An Israeli site dedicated to Hebrew mondegreens has coined the term avatiach (אבטיח, Hebrew for "watermelon") for "mondegreen", named for a common mishearing of Shlomo Artzi's award-winning 1970 song "Ahavtia" ("I loved her", using a form uncommon in spoken Hebrew).[92]
One of the most well-known Hungarian mondegreens is connected to the 1984 song "Live Is Life" by the Austrian band Opus. The gibberish labadab dab dab phrase in the song was commonly misunderstood by Hungarians as levelet kaptam (Hungarian for "I have received mail"), which was later immortalized by the cult movie Moscow Square depicting the life of teenagers in the late 1980s.[93]
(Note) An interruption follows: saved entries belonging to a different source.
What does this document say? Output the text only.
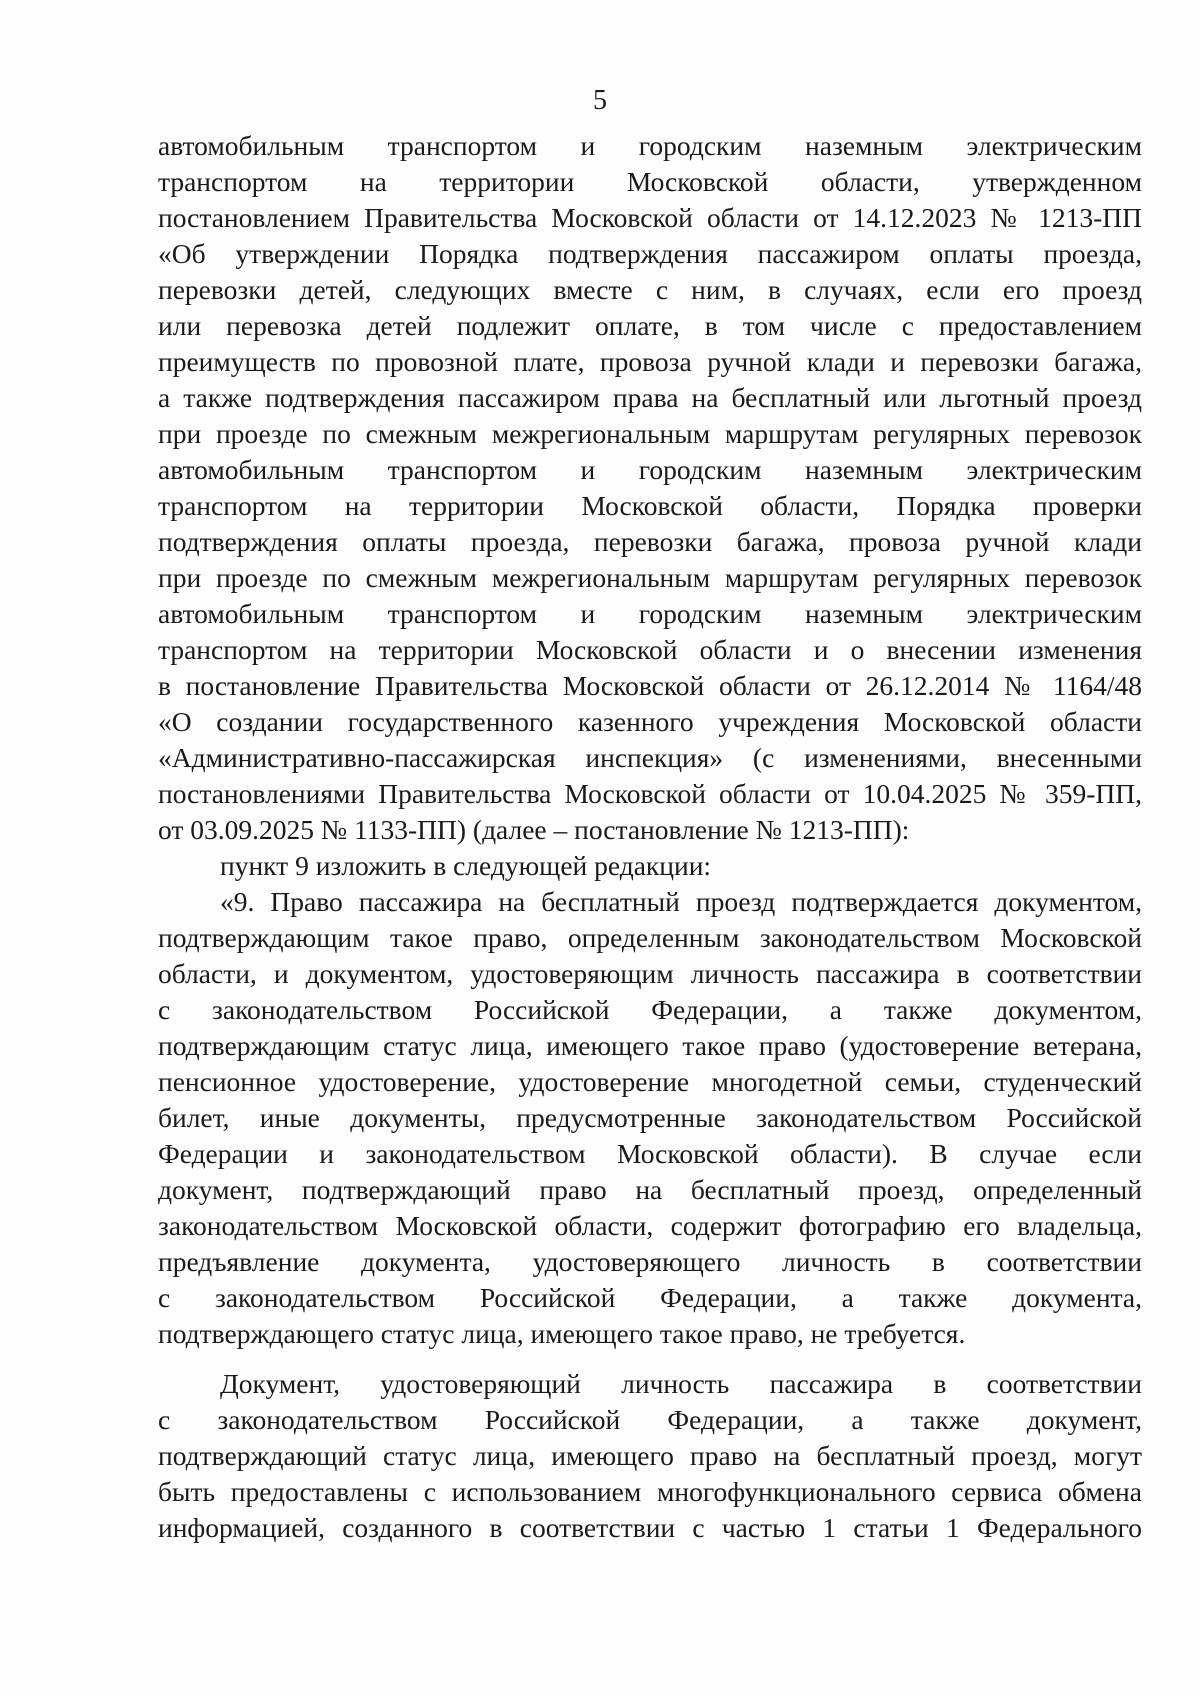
5
автомобильным транспортом и городским наземным электрическим
транспортом на территории Московской области, утвержденном
постановлением Правительства Московской области от 14.12.2023 № 1213-ПП
«Об утверждении Порядка подтверждения пассажиром оплаты проезда,
перевозки детей, следующих вместе с ним, в случаях, если его проезд
или перевозка детей подлежит оплате, в том числе с предоставлением
преимуществ по провозной плате, провоза ручной клади и перевозки багажа,
а также подтверждения пассажиром права на бесплатный или льготный проезд
при проезде по смежным межрегиональным маршрутам регулярных перевозок
автомобильным транспортом и городским наземным электрическим
транспортом на территории Московской области, Порядка проверки
подтверждения оплаты проезда, перевозки багажа, провоза ручной клади
при проезде по смежным межрегиональным маршрутам регулярных перевозок
автомобильным транспортом и городским наземным электрическим
транспортом на территории Московской области и о внесении изменения
в постановление Правительства Московской области от 26.12.2014 № 1164/48
«О создании государственного казенного учреждения Московской области
«Административно-пассажирская инспекция» (с изменениями, внесенными
постановлениями Правительства Московской области от 10.04.2025 № 359-ПП,
от 03.09.2025 № 1133-ПП) (далее – постановление № 1213-ПП):
пункт 9 изложить в следующей редакции:
«9. Право пассажира на бесплатный проезд подтверждается документом,
подтверждающим такое право, определенным законодательством Московской
области, и документом, удостоверяющим личность пассажира в соответствии
с законодательством Российской Федерации, а также документом,
подтверждающим статус лица, имеющего такое право (удостоверение ветерана,
пенсионное удостоверение, удостоверение многодетной семьи, студенческий
билет, иные документы, предусмотренные законодательством Российской
Федерации и законодательством Московской области). В случае если
документ, подтверждающий право на бесплатный проезд, определенный
законодательством Московской области, содержит фотографию его владельца,
предъявление документа, удостоверяющего личность в соответствии
с законодательством Российской Федерации, а также документа,
подтверждающего статус лица, имеющего такое право, не требуется.
Документ, удостоверяющий личность пассажира в соответствии
с законодательством Российской Федерации, а также документ,
подтверждающий статус лица, имеющего право на бесплатный проезд, могут
быть предоставлены с использованием многофункционального сервиса обмена
информацией, созданного в соответствии с частью 1 статьи 1 Федерального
A paper in phonology cites memoirs of the poet Antoni Słonimski, who confessed that in the recited poem Konrad Wallenrod he used to hear zwierz Alpuhary ("a beast of Alpujarras") rather than z wież Alpuhary ("from the towers of Alpujarras").[94]
In 1875 Fyodor Dostoyevsky cited a line from Fyodor Glinka's song "Troika" (1825), колокольчик, дар Валдая ("the bell, gift of Valday"), stating that it is usually understood as колокольчик, дарвалдая ("the bell darvaldaying"—supposedly an onomatopoeia of ringing sounds).[95]
The Mexican national anthem contains the verse Mas si osare un extraño enemigo ("If, however, a foreign enemy would dare") using mas and osare, archaic poetic forms. Thus, the verse has sometimes been misunderstood as Masiosare, un extraño enemigo ("Masiosare, a strange enemy") with Masiosare, an otherwise unused word, as the name of the enemy. "Masiosare" has been used in Mexico as a first name for real and fictional people and as a common name (masiosare or the homophone maciosare) for the anthem itself or for a threat against the country.[96]